Should a firm fail to create a thorough code of conduct that outlines what is expected of personnel when they’re interacting with colleagues and clients, this will likely lead to violations, meaning there is a conduct and culture issue as opposed to a flaw with surveillance.
When employees are communicating about matters that impact a business and its functions, as well as when they’re taking part in external conversations with clients or stakeholders as representatives of a business, they should always be acting in their firm’s best interest.
In an LSEG webinar entitled “Surveillance in the Age of WhatsApp,” Carroll Barry-Walsh, Founder of Barry-Walsh Associates, summarized this sentiment:
“If you use your work channels for private [conversations], it’s not private anymore. If you want to keep something private, you don’t mix it with work.”

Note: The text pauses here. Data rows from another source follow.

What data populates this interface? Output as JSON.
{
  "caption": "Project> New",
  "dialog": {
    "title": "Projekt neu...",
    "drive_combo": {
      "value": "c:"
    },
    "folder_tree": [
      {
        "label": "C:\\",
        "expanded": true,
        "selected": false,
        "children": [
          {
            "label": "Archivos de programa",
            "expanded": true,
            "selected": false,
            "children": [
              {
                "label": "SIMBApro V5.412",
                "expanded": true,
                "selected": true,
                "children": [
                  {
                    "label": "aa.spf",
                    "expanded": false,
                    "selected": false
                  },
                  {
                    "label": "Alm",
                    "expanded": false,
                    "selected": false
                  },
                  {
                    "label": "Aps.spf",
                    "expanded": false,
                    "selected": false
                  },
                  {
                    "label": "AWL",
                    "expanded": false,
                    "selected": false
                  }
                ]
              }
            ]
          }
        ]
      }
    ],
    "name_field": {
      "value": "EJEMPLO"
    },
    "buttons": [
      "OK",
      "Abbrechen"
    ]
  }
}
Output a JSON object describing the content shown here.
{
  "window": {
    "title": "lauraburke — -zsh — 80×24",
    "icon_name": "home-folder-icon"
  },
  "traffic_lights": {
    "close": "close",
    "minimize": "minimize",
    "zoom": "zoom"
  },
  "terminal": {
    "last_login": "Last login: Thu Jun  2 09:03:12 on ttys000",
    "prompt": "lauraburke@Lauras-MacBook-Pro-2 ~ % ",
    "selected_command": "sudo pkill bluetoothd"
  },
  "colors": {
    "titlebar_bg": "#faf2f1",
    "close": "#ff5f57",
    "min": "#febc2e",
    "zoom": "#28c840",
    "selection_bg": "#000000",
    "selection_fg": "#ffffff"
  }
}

Super supervision and monitoring
The balance between preventative surveillance and privacy is particularly delicate. To thwart illicit activity within business conversations, which can compromise the security of sensitive information a firm is trusted to protect, defensive steps must be taken. In the same sense, detailing the scope of what will be monitored to avoid confusion and mistrust amongst personnel is equally essential.
Surveillance is a requisite that employees must accept when handling business communications, regardless of the intention of a conversation. Communication, transparency, and training are all proponents that clarify intentions, and are key to striking a balance between workforce concerns and firm obligations.
The bottom line remains – as long as employees are following rules and abstaining from any suspicious behavior, there is no cause for concern. When this message is infused in policies and thoroughly understood by personnel, firms can be assured that they have done their part in properly approaching communications surveillance.